Energy sector interest rising in the electron bank

The next big thing in renewable energy isn’t producing it – it’s storing it

ZincNyx CEO Suresh Singh’s company is working to commercialize a zinc-based flow battery to store energy generated from renewable sources | Richard Lam

In the summer of 2013, Germany generated negative headlines for being too successful at producing wind and solar power.

For a few hours on June 16, 2013, Germany generated so much electricity through wind and solar that producers had to pay utilities to take surplus electrons, and it was the traditional producers – nuclear and coal-fired power plants – that had to pay.

The event punctuated the criticism that Germany had gotten ahead of itself in its zeal to replace nuclear power with renewables, resulting in an oversupply of costly, unpredictable power.

“That is the clear evidence of the energy storage that is lacking,” said Eric Deschenes, vice-president of energy for Schneider Electric Canada, one of several companies in B.C. developing “the missing link” of renewable energy.

With a B.C. head count of 750, Schneider tops Business in Vancouver’s list of top alternative energy companies.

The problem with wind and solar power is no longer the cost of their technology – both have come down in price dramatically in recent years. The challenge now is storing and balancing all that power, because intermittent energy tends to produce the most power when it is needed least.

Because Germany doesn’t have the ability to store all the wind and solar power it’s suddenly generating, it sometimes has to sell it at a discount or give it away when too much is produced.

That helps explain why the latest technology rush in renewable energy is storage and load-balancing technology. The market for renewable energy storage is staggering.

According to a 2013 Navigant Research report, 1.3 million megawatts of renewable energy is expected to come online around the world over the next 10 years (the equivalent of 1,180 Site C dams), which could create “an unprecedented amount of instability on the grid.”

Navigant estimates the annual revenue for utility-scale batteries needed to address that instability will rise to US$17.8 billion by 2023 from US$221.8 million in 2014.

Like Germany, Japan is rushing to phase out nuclear power with renewables – mainly solar power. According to a Pew Charitable Trusts survey, in 2013, Japan became the fastest-growing clean-energy market in the world, with investments of $28.6 billion, mostly in solar power.

Schneider Electric Canada and Richmond-based Corvus Energy Ltd. both make utility-scale backbone systems for integrating, storing and balancing renewable energy.

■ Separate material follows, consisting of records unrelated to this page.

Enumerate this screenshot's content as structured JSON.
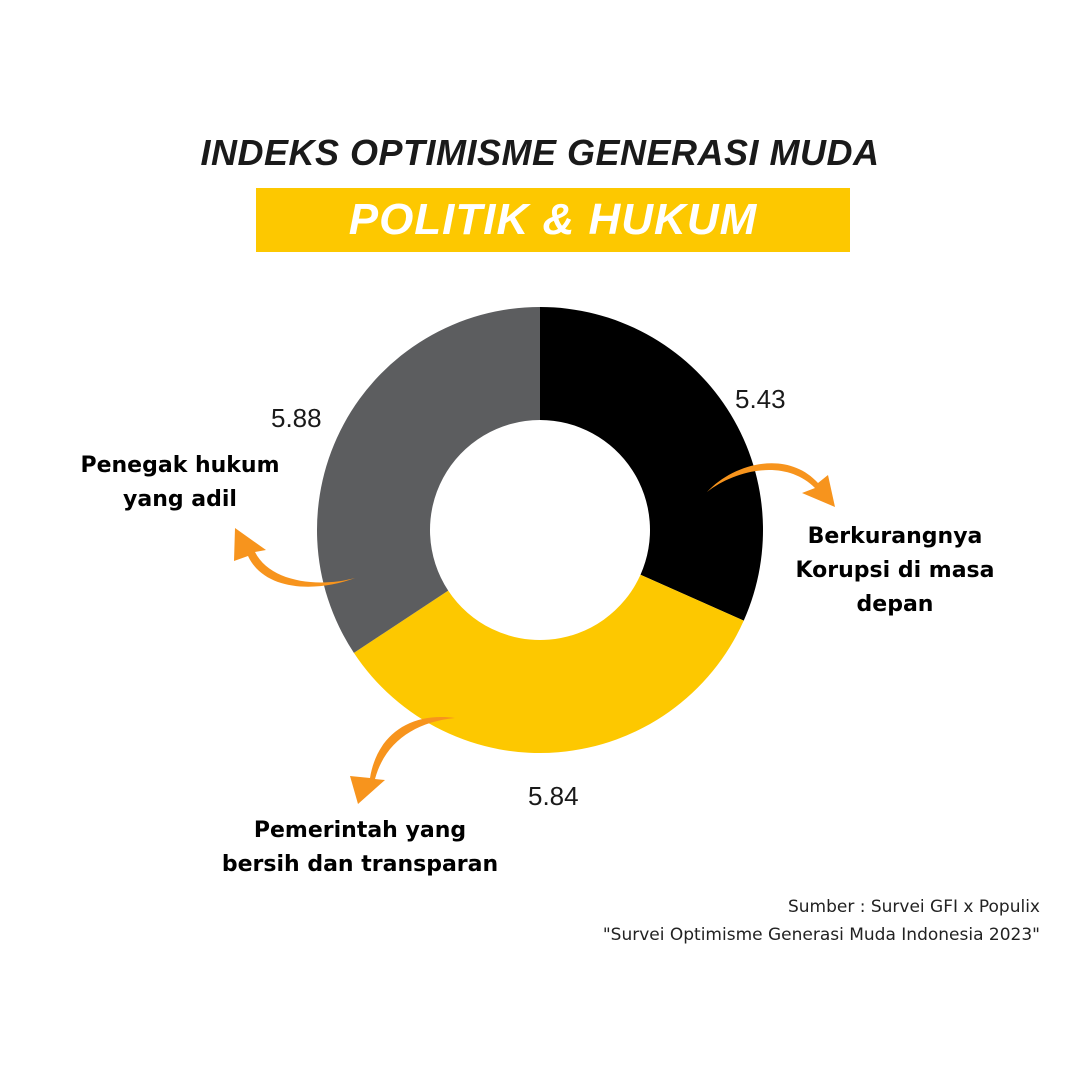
{
  "title": "INDEKS OPTIMISME GENERASI MUDA",
  "banner": "POLITIK & HUKUM",
  "colors": {
    "banner": "#FDC800",
    "arrow": "#F7941D"
  },
  "chart_data": {
    "type": "pie",
    "variant": "donut",
    "grid": false,
    "slices": [
      {
        "label": "Berkurangnya Korupsi di masa depan",
        "label_lines": [
          "Berkurangnya",
          "Korupsi di masa",
          "depan"
        ],
        "value": 5.43,
        "value_label": "5.43",
        "color": "#000000"
      },
      {
        "label": "Pemerintah yang bersih dan transparan",
        "label_lines": [
          "Pemerintah yang",
          "bersih dan transparan"
        ],
        "value": 5.84,
        "value_label": "5.84",
        "color": "#FDC800"
      },
      {
        "label": "Penegak hukum yang adil",
        "label_lines": [
          "Penegak hukum",
          "yang adil"
        ],
        "value": 5.88,
        "value_label": "5.88",
        "color": "#5C5D5F"
      }
    ]
  },
  "source": {
    "line1": "Sumber : Survei GFI x Populix",
    "line2": "\"Survei Optimisme Generasi Muda Indonesia 2023\""
  }
}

In a 2013 demonstration project, Schneider provided a lithium-ion battery system as part of a new micro-grid for the Xeni Gwet’in First Nation in the remote Nemiah Valley in northern B.C. that stores electricity from solar panels.

The system has reduced the community’s consumption of diesel by 25%, according to Natural Resources Canada, one of the project’s funding partners.

Lithium-ion batteries have the advantage of being able to charge and discharge quickly, but they are costly, and in hot environments, like the desert, they require cooling, which requires additional energy.

Redox-flow batteries have the advantage of being able to provide a continuous flow of electricity in extreme climates (either hot or cold), and because they are a closed loop system, the electrolyte used in them can be reused virtually indefinitely. They are also low-maintenance.

One of the new kids on the block in that space is ZincNyx Energy Solutions Inc., a Vancouver startup that is working to commercialize a zinc-based flow battery.

Flow batteries use fuel cells and large containers filled with liquid electrolyte. A number of metals can be used for the electrolyte, including vanadium and iron.

ZincNyx uses zinc oxide in an approach pioneered by Metallic Power, an American company that went bankrupt 10 years ago. The technology was acquired by Teck Resources (TSX:TCK.B), which is also ZincNyx’s principal investor.

Mining companies are interested in energy storage because mines consume a lot of electricity and are often in remote, off-grid regions, which requires either building new transmission lines or burning diesel in generators. 

In the ZincNyx system, a regenerator at one end takes the electricity from wind or solar to separate the zinc and oxygen atoms from zinc oxide molecules. The zinc is then stored in a large container filled with liquid and a fuel cell at the other end recombines the zinc and oxygen into zinc oxide. The process produces an electrical charge.

Flow batteries can easily be built to scale.

“We can change the size of the tank to give you more energy, and we can change the size of the fuel cell to give you more power,” said ZincNyx CEO Suresh Singh.

“With energy storage you can store it and use it. In a remote community where there’s no grid, you can give them consistent power, and that’s one of the areas that we want to focus on.”

But it’s not just remote off-grid communities or industrial sites that need to solve the storage problem to use renewable energy.

As the German experience demonstrates, once electrical grid systems reach a certain critical mass with intermittent energy, storage is needed to help balance the load. (In the first quarter of 2014, 27% of Germany’s electrical demand was met through wind and solar power.)

As more and more renewable energy is added to grids, Deschenes said storage will become increasingly important simply to level out the peaks and valleys.

“Energy storage is one of the key elements that will help us to reduce the pressure on the grid on many fronts.”